1.vocab_count:用于计算原文本的单词统计(生成vocab.txt,每一行为:单词 词频)
2.cooccur:用于统计词与词的共现,目测类似与word2vec的窗口内的任意两个词(生成的是cooccurrence.bin二进制文件)
3.shuffle:对于2中的共现结果重新整理(生成的也是二进制文件cooccurrence.shuf.bin)
4.glove:glove算法的训练模型,会运用到之前生成的相关文件(1&3),最终会输出vectors.txt和vectors.bin(前者直接可以打开,主要针对它做研究,后者还是二进制文件)
训练词向量
- 解压文件,并上传该代码,,先将下载的文件解压到E盘下,上传
put -r E:\GloVe-1.2
- 打开文件GloVe-1.2,并编译程序,输入:
make
文件编译成功,会产生一个build文件。
3.执行文件,输入:
./sh demo.sh
成功的话就会产生coocurrence.bin,coocurrence.shuff.bin,vocab.txt,vectors.bin,和vectors.bin文件,打开vocab.txt就可以看到训练得到的词向量结果。
(1) 若出现如下问题,则是权限的问题
修改权限如下:
chmod +x demo.sh
(2) 若出现如下问题,
则需要修改demo.sh文件
$BUILDDIR/vocab_count -min-count $VOCAB_MIN_COUNT -verbose $VERBOSE < $CORPUS > $VOCAB_FILE
if [[ $? -eq 0 ]]
then
$BUILDDIR/cooccur -memory $MEMORY -vocab-file $VOCAB_FILE -verbose $VERBOSE -window-size $WINDOW_SIZE < $CORPUS > $COOCCURRENCE_FILE
if [[ $? -eq 0 ]]
then
$BUILDDIR/shuffle -memory $MEMORY -verbose $VERBOSE < $COOCCURRENCE_FILE > $COOCCURRENCE_SHUF_FILE
if [[ $? -eq 0 ]]
then
$BUILDDIR/glove -save-file $SAVE_FILE -threads $NUM_THREADS -input-file $COOCCURRENCE_SHUF_FILE -x-max $X_MAX -iter $MAX_ITER -vector-size $VECTOR_SIZE -binary $BINARY -vocab-file $VOCAB_FILE -verbose $VERBOSE
if [[ $? -eq 0 ]]
then
if [ "$1" = 'matlab' ]; then
matlab -nodisplay -nodesktop -nojvm -nosplash < ./eval/matlab/read_and_evaluate.m 1>&2
elif [ "$1" = 'octave' ]; then
octave < ./eval/octave/read_and_evaluate_octave.m 1>&2
else
python eval/python/evaluate.py
fi
fi
fi
fi
fi
将以上代码修改为以下代码:
echo "$ $BUILDDIR/vocab_count -min-count $VOCAB_MIN_COUNT -verbose $VERBOSE < $CORPUS > $VOCAB_FILE"

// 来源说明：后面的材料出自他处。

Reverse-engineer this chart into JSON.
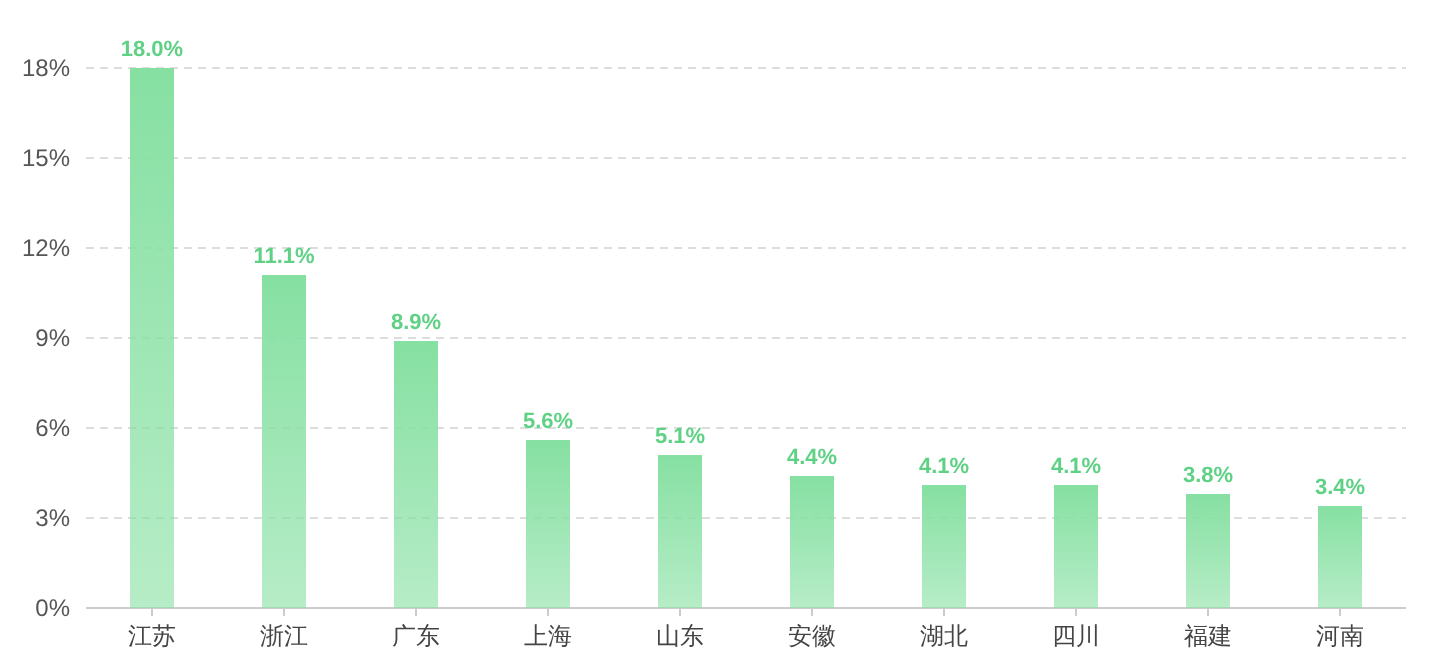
{
  "chart_data": {
    "type": "bar",
    "categories": [
      "江苏",
      "浙江",
      "广东",
      "上海",
      "山东",
      "安徽",
      "湖北",
      "四川",
      "福建",
      "河南"
    ],
    "values": [
      18.0,
      11.1,
      8.9,
      5.6,
      5.1,
      4.4,
      4.1,
      4.1,
      3.8,
      3.4
    ],
    "value_labels": [
      "18.0%",
      "11.1%",
      "8.9%",
      "5.6%",
      "5.1%",
      "4.4%",
      "4.1%",
      "4.1%",
      "3.8%",
      "3.4%"
    ],
    "color": "#86e0a2",
    "ylim": [
      0,
      18
    ],
    "yticks": [
      {
        "value": 0,
        "label": "0%"
      },
      {
        "value": 3,
        "label": "3%"
      },
      {
        "value": 6,
        "label": "6%"
      },
      {
        "value": 9,
        "label": "9%"
      },
      {
        "value": 12,
        "label": "12%"
      },
      {
        "value": 15,
        "label": "15%"
      },
      {
        "value": 18,
        "label": "18%"
      }
    ],
    "grid": "y"
  }
}
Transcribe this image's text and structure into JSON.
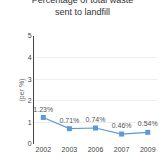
{
  "chart_data": {
    "type": "line",
    "title": "Percentage of total waste\nsent to landfill",
    "ylabel": "(per %)",
    "categories": [
      "2002",
      "2003",
      "2006",
      "2007",
      "2009"
    ],
    "values": [
      1.23,
      0.71,
      0.74,
      0.46,
      0.54
    ],
    "value_labels": [
      "1.23%",
      "0.71%",
      "0.74%",
      "0.46%",
      "0.54%"
    ],
    "data_labels": true,
    "color": "#5B9BD5",
    "marker": "square",
    "line_style": "solid",
    "ylim": [
      0,
      5
    ],
    "yticks": [
      0,
      1,
      2,
      3,
      4,
      5
    ],
    "grid": true
  }
}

$BUILDDIR/vocab_count -min-count $VOCAB_MIN_COUNT -verbose $VERBOSE < $CORPUS > $VOCAB_FILE
echo "$ $BUILDDIR/cooccur -memory $MEMORY -vocab-file $VOCAB_FILE -verbose $VERBOSE -window-size $WINDOW_SIZE < $CORPUS > $COOCCURRENCE_FILE"
$BUILDDIR/cooccur -memory $MEMORY -vocab-file $VOCAB_FILE -verbose $VERBOSE -window-size $WINDOW_SIZE < $CORPUS > $COOCCURRENCE_FILE
echo "$ $BUILDDIR/shuffle -memory $MEMORY -verbose $VERBOSE < $COOCCURRENCE_FILE > $COOCCURRENCE_SHUF_FILE"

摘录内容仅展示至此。